NORWAY: A cyber attack affected an unnamed international company, but the country’s national security authority would not identify which company or companies were affected.
And in the US, Heritage Valley Health System, which runs hospitals and care facilities in Pittsburgh was affected.
Artem Shevchenko, head of the communications department at the Ukrainian ministry of internal affairs said, “Ukraine has never faced such a cyber attack before, and all state authorities are involved in the fighting of the virus. The cyber police has received more than 200 reports about interferences in computers with damaging software. Under attack are the state and corporate sector: post offices, banks, transport infrastructure, the main office of the railway station, and other facilities.”
A cyber attack was also reported by the Kyivenergopower company in the capital. “We were forced to turn off all of our computers,” a company representative told the Interfax-Ukraine agency.
Some radiation checks at the Chernobyl nuclear disaster site in Ukraine were being carried out manually as a result of the attacks, state media said.
The cyber attack comes in the shadow of a previous outbreak of ransomware, called WannaCry or WannaCrypt, which has spread rapidly since mid-May using digital break-in tools created by the US National Security Agency and recently leaked to the web.
The spread of the WannaCry ransomware which locked up hundreds of thousands computers in more than 150 countries slowed in June, but security experts have warned that new versions of the worm may still strike.
Several technologies and cyber security companies identified the ransomware as “Petya,” malware that makes computers inoperable by encrypting their hard drives and demanding ransoms in exchange for a digital key to restore access. “Petya” is a Bulgarian female name most notably associated with the Bulgarian security officer Petya Parvanova.
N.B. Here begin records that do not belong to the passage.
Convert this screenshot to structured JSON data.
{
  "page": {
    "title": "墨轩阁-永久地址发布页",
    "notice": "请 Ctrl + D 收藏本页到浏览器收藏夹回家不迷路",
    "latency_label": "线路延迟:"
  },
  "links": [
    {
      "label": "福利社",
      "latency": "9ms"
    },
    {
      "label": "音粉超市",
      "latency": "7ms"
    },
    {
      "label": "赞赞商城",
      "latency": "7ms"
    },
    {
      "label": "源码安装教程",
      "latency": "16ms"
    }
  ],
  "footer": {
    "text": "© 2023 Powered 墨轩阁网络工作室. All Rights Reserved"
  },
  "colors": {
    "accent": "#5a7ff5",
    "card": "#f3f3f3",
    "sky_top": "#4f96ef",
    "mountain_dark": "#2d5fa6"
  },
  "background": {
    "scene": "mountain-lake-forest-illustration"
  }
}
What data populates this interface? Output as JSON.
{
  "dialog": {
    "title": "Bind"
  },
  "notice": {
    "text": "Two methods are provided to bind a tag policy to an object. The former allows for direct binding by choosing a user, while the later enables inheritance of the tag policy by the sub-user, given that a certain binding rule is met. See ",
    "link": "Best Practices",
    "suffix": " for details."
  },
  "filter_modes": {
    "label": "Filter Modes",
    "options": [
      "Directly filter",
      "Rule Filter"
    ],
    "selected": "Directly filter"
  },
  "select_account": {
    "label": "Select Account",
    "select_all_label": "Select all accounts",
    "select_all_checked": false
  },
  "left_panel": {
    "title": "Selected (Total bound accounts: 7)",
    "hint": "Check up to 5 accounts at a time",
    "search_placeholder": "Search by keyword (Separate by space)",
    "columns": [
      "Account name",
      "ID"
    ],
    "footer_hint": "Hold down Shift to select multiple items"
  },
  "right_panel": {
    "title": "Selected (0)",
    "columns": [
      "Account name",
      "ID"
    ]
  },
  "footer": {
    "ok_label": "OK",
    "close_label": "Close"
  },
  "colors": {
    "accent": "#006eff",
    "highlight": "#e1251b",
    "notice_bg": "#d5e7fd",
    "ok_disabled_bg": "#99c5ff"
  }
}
Gavin Millard, a cyber security analyst said, “It looks like a derivative of a quite well-known ransomware called Petya, but the code has been modified to act somewhat like Wanna-Cry.”
Ironically the Wanna-Cry malware was part of a suite of cyber programs leaked from the CIA in the massive release by Wikileaks. On March 7, 2017, WikiLeaks begins its new series of leaks on the U.S. Central Intelligence Agency. Code-named “Vault 7,” it was the largest ever publication of confidential documents on the agency.
The first full part of the series, “Year Zero,” comprises 8,761 documents and files from an isolated, high-security network situated inside the CIA’s Center for Cyber Intelligence in Langley, Virginia.
The latest attack and those that made up the Wanna-Cry attack all point back to similarities in the documents and programs exposed in the Wikileaks release.
The US Department of Homeland Security said it was monitoring the attacks and coordinating with other countries. It advised victims not to pay the extortion, saying that doing so does not guarantee access will be restored.